The United States has been the leader in automobile production for many years. Over a million cars were produced here in 1916, and over 3 million in 1924, when there were some 15 million cars registered in America. In 1952, about 4 million American passenger cars rolled off the line, ten times the number produced by the second-rank ing nation, Great Britain. At the time, there was a car on the road here for every 3.5 persons alive, compared to, for example, one car per 564 persons in Japan. The second-ranking nation in car use was, surprisingly, New Zealand, with six persons for each car.
American dominance of the automobile market has slipped some what in recent years, yet the United States still ranks first in total production, with 6.7 million passenger cars turned out in 1975. Japan ranked second that year with 4.5 million cars, followed by West Germany and France with just under three million each, Great Britain and Italy with about 1.4 million each, Canada with one million, and the Soviet Union with 670,000.
What is the most popular car in America? For years it’s been the Chevrolet. In 1975, 1.6 million new Chevies left the assembly line, while the Ford ranked second with 1.3 million cars, followed in order by the Oldsmobile, Buick, Pontiac, Plymouth, Mercury, Dodge, and Cadillac. Among American auto manufacturers, General Motors was far and away the leader, with 3.6 million cars produced; Ford was second with 1.8 million, Chrysler third with 900,000, and American Motors fourth with 320,000.
In 1978, there were about 107 million passenger cars registered throughout this country, and 125 million licensed drivers.

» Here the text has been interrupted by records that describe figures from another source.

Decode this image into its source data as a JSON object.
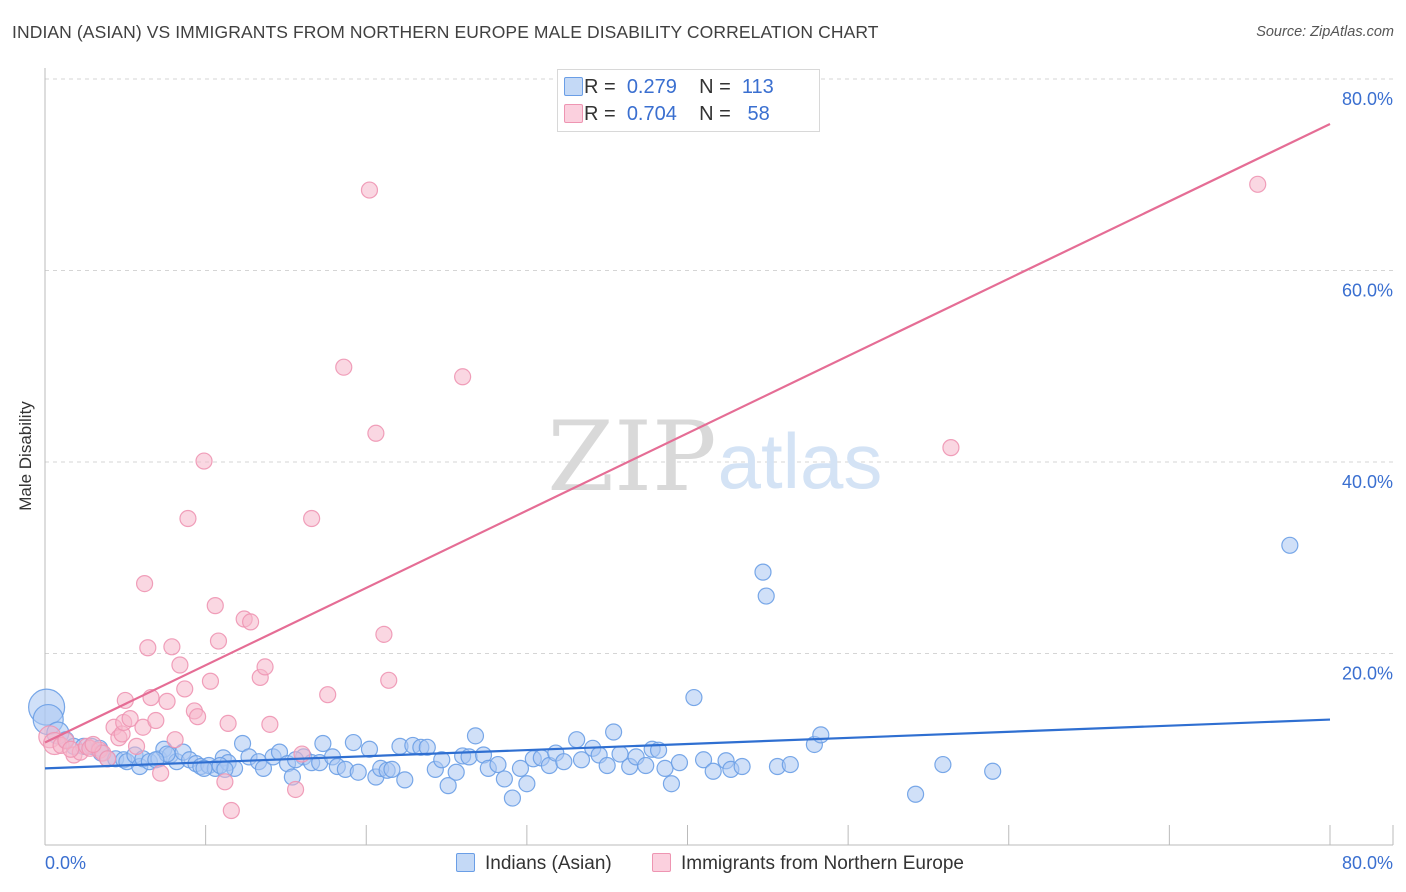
{
  "header": {
    "title": "INDIAN (ASIAN) VS IMMIGRANTS FROM NORTHERN EUROPE MALE DISABILITY CORRELATION CHART",
    "source": "Source: ZipAtlas.com"
  },
  "watermark": {
    "zip": "ZIP",
    "atlas": "atlas"
  },
  "legend_top": [
    {
      "r_label": "R =",
      "r_value": "0.279",
      "n_label": "N =",
      "n_value": "113",
      "color": "#a9c7f2"
    },
    {
      "r_label": "R =",
      "r_value": "0.704",
      "n_label": "N =",
      "n_value": "58",
      "color": "#f6b6ca"
    }
  ],
  "legend_bottom": [
    {
      "label": "Indians (Asian)",
      "color": "#a9c7f2"
    },
    {
      "label": "Immigrants from Northern Europe",
      "color": "#f6b6ca"
    }
  ],
  "chart_data": {
    "type": "scatter",
    "title": "INDIAN (ASIAN) VS IMMIGRANTS FROM NORTHERN EUROPE MALE DISABILITY CORRELATION CHART",
    "xlabel": "",
    "ylabel": "Male Disability",
    "xlim": [
      0,
      80
    ],
    "ylim": [
      0,
      80
    ],
    "x_tick_labels": [
      "0.0%",
      "80.0%"
    ],
    "y_ticks": [
      20,
      40,
      60,
      80
    ],
    "y_tick_labels": [
      "20.0%",
      "40.0%",
      "60.0%",
      "80.0%"
    ],
    "grid": true,
    "series": [
      {
        "name": "Indians (Asian)",
        "color": "#6a9ee6",
        "fill": "#a9c7f2",
        "trend": {
          "x": [
            0,
            80
          ],
          "y": [
            8.0,
            13.1
          ],
          "color": "#2f6fd1"
        },
        "points": [
          [
            0.1,
            14.4
          ],
          [
            0.2,
            13.1
          ],
          [
            0.8,
            11.7
          ],
          [
            1.3,
            11.0
          ],
          [
            1.8,
            10.3
          ],
          [
            2.4,
            10.3
          ],
          [
            2.9,
            10.3
          ],
          [
            3.4,
            10.1
          ],
          [
            3.5,
            9.6
          ],
          [
            3.9,
            9.0
          ],
          [
            4.4,
            9.0
          ],
          [
            4.9,
            8.9
          ],
          [
            5.1,
            8.7
          ],
          [
            5.6,
            9.4
          ],
          [
            5.9,
            8.2
          ],
          [
            6.1,
            9.0
          ],
          [
            6.5,
            8.7
          ],
          [
            7.1,
            9.0
          ],
          [
            7.4,
            10.0
          ],
          [
            7.8,
            9.4
          ],
          [
            8.2,
            8.7
          ],
          [
            8.6,
            9.7
          ],
          [
            9.0,
            8.9
          ],
          [
            9.4,
            8.5
          ],
          [
            9.7,
            8.2
          ],
          [
            10.2,
            8.3
          ],
          [
            10.6,
            8.0
          ],
          [
            11.1,
            9.1
          ],
          [
            11.4,
            8.6
          ],
          [
            11.8,
            8.0
          ],
          [
            12.3,
            10.6
          ],
          [
            12.7,
            9.2
          ],
          [
            13.3,
            8.7
          ],
          [
            13.6,
            8.0
          ],
          [
            14.2,
            9.2
          ],
          [
            14.6,
            9.7
          ],
          [
            15.1,
            8.5
          ],
          [
            15.4,
            7.1
          ],
          [
            16.1,
            9.2
          ],
          [
            16.6,
            8.6
          ],
          [
            17.1,
            8.6
          ],
          [
            17.3,
            10.6
          ],
          [
            17.9,
            9.2
          ],
          [
            18.2,
            8.2
          ],
          [
            18.7,
            7.9
          ],
          [
            19.2,
            10.7
          ],
          [
            19.5,
            7.6
          ],
          [
            20.2,
            10.0
          ],
          [
            20.6,
            7.1
          ],
          [
            20.9,
            8.0
          ],
          [
            21.3,
            7.8
          ],
          [
            21.6,
            7.9
          ],
          [
            22.1,
            10.3
          ],
          [
            22.4,
            6.8
          ],
          [
            22.9,
            10.4
          ],
          [
            23.4,
            10.2
          ],
          [
            23.8,
            10.2
          ],
          [
            24.3,
            7.9
          ],
          [
            24.7,
            8.9
          ],
          [
            25.1,
            6.2
          ],
          [
            25.6,
            7.6
          ],
          [
            26.0,
            9.3
          ],
          [
            26.4,
            9.2
          ],
          [
            26.8,
            11.4
          ],
          [
            27.3,
            9.4
          ],
          [
            27.6,
            8.0
          ],
          [
            28.2,
            8.4
          ],
          [
            28.6,
            6.9
          ],
          [
            29.1,
            4.9
          ],
          [
            29.6,
            8.0
          ],
          [
            30.0,
            6.4
          ],
          [
            30.4,
            9.0
          ],
          [
            30.9,
            9.1
          ],
          [
            31.4,
            8.3
          ],
          [
            31.8,
            9.6
          ],
          [
            32.3,
            8.7
          ],
          [
            33.1,
            11.0
          ],
          [
            33.4,
            8.9
          ],
          [
            34.1,
            10.1
          ],
          [
            34.5,
            9.4
          ],
          [
            35.0,
            8.3
          ],
          [
            35.4,
            11.8
          ],
          [
            35.8,
            9.5
          ],
          [
            36.4,
            8.2
          ],
          [
            36.8,
            9.2
          ],
          [
            37.4,
            8.3
          ],
          [
            37.8,
            10.0
          ],
          [
            38.2,
            9.9
          ],
          [
            38.6,
            8.0
          ],
          [
            39.0,
            6.4
          ],
          [
            39.5,
            8.6
          ],
          [
            40.4,
            15.4
          ],
          [
            41.0,
            8.9
          ],
          [
            41.6,
            7.7
          ],
          [
            42.4,
            8.8
          ],
          [
            42.7,
            7.9
          ],
          [
            43.4,
            8.2
          ],
          [
            44.7,
            28.5
          ],
          [
            44.9,
            26.0
          ],
          [
            45.6,
            8.2
          ],
          [
            46.4,
            8.4
          ],
          [
            47.9,
            10.5
          ],
          [
            48.3,
            11.5
          ],
          [
            54.2,
            5.3
          ],
          [
            55.9,
            8.4
          ],
          [
            59.0,
            7.7
          ],
          [
            77.5,
            31.3
          ],
          [
            7.6,
            9.5
          ],
          [
            6.9,
            8.9
          ],
          [
            9.9,
            8.0
          ],
          [
            10.9,
            8.3
          ],
          [
            11.2,
            7.9
          ],
          [
            15.6,
            8.9
          ]
        ],
        "sizes": [
          18,
          16,
          12
        ]
      },
      {
        "name": "Immigrants from Northern Europe",
        "color": "#ee95b2",
        "fill": "#f6b6ca",
        "trend": {
          "x": [
            0,
            80
          ],
          "y": [
            10.7,
            75.3
          ],
          "color": "#e56d95"
        },
        "points": [
          [
            0.3,
            11.3
          ],
          [
            0.6,
            10.6
          ],
          [
            1.0,
            10.4
          ],
          [
            1.3,
            10.9
          ],
          [
            1.8,
            9.4
          ],
          [
            2.2,
            9.7
          ],
          [
            2.6,
            10.3
          ],
          [
            2.8,
            10.1
          ],
          [
            3.4,
            9.9
          ],
          [
            3.6,
            9.6
          ],
          [
            3.9,
            9.0
          ],
          [
            4.3,
            12.3
          ],
          [
            4.6,
            11.2
          ],
          [
            4.8,
            11.6
          ],
          [
            4.9,
            12.8
          ],
          [
            5.0,
            15.1
          ],
          [
            5.3,
            13.2
          ],
          [
            5.7,
            10.3
          ],
          [
            6.1,
            12.3
          ],
          [
            6.2,
            27.3
          ],
          [
            6.4,
            20.6
          ],
          [
            6.6,
            15.4
          ],
          [
            6.9,
            13.0
          ],
          [
            7.2,
            7.5
          ],
          [
            7.6,
            15.0
          ],
          [
            7.9,
            20.7
          ],
          [
            8.1,
            11.0
          ],
          [
            8.4,
            18.8
          ],
          [
            8.7,
            16.3
          ],
          [
            8.9,
            34.1
          ],
          [
            9.3,
            14.0
          ],
          [
            9.5,
            13.4
          ],
          [
            9.9,
            40.1
          ],
          [
            10.3,
            17.1
          ],
          [
            10.6,
            25.0
          ],
          [
            10.8,
            21.3
          ],
          [
            11.2,
            6.6
          ],
          [
            11.4,
            12.7
          ],
          [
            11.6,
            3.6
          ],
          [
            12.4,
            23.6
          ],
          [
            12.8,
            23.3
          ],
          [
            13.4,
            17.5
          ],
          [
            13.7,
            18.6
          ],
          [
            14.0,
            12.6
          ],
          [
            15.6,
            5.8
          ],
          [
            16.0,
            9.5
          ],
          [
            16.6,
            34.1
          ],
          [
            17.6,
            15.7
          ],
          [
            18.6,
            49.9
          ],
          [
            20.2,
            68.4
          ],
          [
            20.6,
            43.0
          ],
          [
            21.1,
            22.0
          ],
          [
            21.4,
            17.2
          ],
          [
            26.0,
            48.9
          ],
          [
            56.4,
            41.5
          ],
          [
            75.5,
            69.0
          ],
          [
            3.0,
            10.5
          ],
          [
            1.6,
            10.0
          ]
        ]
      }
    ]
  }
}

Car registration began here in 1901, in New York State. The first license plates appeared in France in 1893.
England’s first license plate, Al, was purchased in 1903 by Lord Russell, after an overnight wait outside the license bureau office, and that plate was reportedly sold to a collector in 1973 for $35,000! As late as 1909, driving licenses were required in only twelve American states, when there were few traffic laws of any kind. The first modern traffic light, in fact, did not appear until 1914, on Euclid Avenue, Cleveland, Ohio. And in England driving tests were not required for would-be drivers until 1935!